The South African public-sector antiretroviral treatment (ART) program has yielded promising early results. To extend and reinforce these preliminary findings, we undertook a detailed assessment of the clinical efficacy and outcomes over two years of ART. The primary objective was to assess the clinical outcomes and adverse effects of two years of ART, while identifying the possible effects of baseline health and patient characteristics. A secondary objective was to address the interplay between positive and negative outcomes (clinical benefits versus adverse effects) in terms of the patients’ physical and emotional quality of life (QoL). Clinical outcome, baseline characteristics, health status, and physical and emotional QoL scores were determined from clinical files and interviews with 268 patients enrolled in the Free State ART program at three time points (6, 12, and 24 months of ART). Age, sex, education, and baseline health (CD4 cell count and viral load) were all independently associated with the ART outcome in the early stages of treatment, but their impact diminished as the treatment progressed. The number of patients classified as treatment successes increased over the first two years of ART, whereas the proportion of patients experiencing adverse effects diminished. Importantly, our findings show that ART had strong and stable positive effects on physical and emotional QoL. These favorable results demonstrate that a well-managed public-sector ART program can be very successful within a high-HIV-prevalence resource-limited setting. This finding emphasizes the need to adopt treatment scale-up as a key policy priority, while at the same time ensuring that the highest standards of healthcare provision are maintained. Healthcare services should also target vulnerable groups (males, less-educated patients, those with low baseline CD4 cell counts, and high baseline viral loads) who are most likely to experience treatment failure.

Acknowledgements

This study was funded by the Research Foundation of Flanders, the International Development Research Center of Canada, the Joint Economics, AIDS and Poverty Programme (with the support of the Australian Agency for International Development, the United States Agency for International Development, the Department for International Development, and the United Nations Development Program), and the National Research Foundation of South Africa.

Notes

1. Almost all patients (97.8%) received a regimen consisting either stavudine, lamivudine, and efavirenz, or stavudine, lamivudine, and nevirapine. Bivariate analysis showed no statistical differences in the study variables (ART outcomes, adverse effects, physical and emotional QoL) between the two regimens.

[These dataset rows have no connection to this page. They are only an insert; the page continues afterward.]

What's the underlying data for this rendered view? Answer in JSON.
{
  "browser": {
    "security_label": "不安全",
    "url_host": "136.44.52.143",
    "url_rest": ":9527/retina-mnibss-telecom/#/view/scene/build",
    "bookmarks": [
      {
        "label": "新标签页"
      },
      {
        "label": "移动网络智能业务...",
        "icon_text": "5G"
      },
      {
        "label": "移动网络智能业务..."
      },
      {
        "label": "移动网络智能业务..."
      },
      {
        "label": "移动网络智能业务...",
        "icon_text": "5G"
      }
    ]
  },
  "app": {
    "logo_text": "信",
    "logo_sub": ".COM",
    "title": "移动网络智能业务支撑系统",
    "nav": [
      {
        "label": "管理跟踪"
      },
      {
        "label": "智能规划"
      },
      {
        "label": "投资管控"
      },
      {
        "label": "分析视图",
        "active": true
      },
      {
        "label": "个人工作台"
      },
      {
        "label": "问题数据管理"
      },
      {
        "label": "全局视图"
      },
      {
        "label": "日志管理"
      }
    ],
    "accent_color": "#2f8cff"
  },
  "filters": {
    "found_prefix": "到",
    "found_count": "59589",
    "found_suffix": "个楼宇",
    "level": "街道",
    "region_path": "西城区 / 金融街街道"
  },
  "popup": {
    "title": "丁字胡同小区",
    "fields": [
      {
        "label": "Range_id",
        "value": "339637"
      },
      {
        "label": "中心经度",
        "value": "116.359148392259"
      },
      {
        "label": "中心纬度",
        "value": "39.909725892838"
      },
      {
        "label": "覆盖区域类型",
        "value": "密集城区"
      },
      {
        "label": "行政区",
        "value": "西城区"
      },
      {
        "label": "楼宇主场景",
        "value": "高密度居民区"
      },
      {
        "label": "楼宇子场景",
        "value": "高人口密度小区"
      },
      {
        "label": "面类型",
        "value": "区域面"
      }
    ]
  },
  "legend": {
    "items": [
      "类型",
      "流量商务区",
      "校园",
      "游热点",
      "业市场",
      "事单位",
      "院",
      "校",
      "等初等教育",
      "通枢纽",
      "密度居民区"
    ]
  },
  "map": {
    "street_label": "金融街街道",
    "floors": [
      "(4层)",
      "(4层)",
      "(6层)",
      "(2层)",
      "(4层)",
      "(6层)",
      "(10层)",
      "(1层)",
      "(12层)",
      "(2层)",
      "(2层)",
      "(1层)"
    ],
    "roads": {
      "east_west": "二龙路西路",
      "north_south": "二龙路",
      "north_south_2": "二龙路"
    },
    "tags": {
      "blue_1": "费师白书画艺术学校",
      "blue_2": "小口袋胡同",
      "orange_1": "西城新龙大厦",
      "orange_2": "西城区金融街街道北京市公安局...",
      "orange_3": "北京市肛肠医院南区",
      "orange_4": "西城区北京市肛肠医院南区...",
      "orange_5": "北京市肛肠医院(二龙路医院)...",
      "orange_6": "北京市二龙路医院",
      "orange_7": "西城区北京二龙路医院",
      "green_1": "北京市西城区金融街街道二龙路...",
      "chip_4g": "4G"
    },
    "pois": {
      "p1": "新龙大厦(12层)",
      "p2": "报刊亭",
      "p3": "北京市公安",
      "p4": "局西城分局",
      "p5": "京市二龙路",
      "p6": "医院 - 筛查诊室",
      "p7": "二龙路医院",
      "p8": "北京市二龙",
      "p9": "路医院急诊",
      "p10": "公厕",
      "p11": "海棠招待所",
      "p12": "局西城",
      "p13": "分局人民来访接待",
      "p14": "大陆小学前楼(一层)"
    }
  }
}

2. A patient's physical QoL cannot be directly and reliably measured by asking one question. This is called a “latent concept.” Such constructs can only be measured indirectly by observable indicators, such as questionnaire items designed to measure various physical capacities of the patient. We can then compile one construct expressing the patient's physical QoL from these items.

3. EuroQoL also includes a “thermometer” of overall health, the visual analogue scale. The visual analogue scale is a measure of generic health and was therefore omitted from the analysis.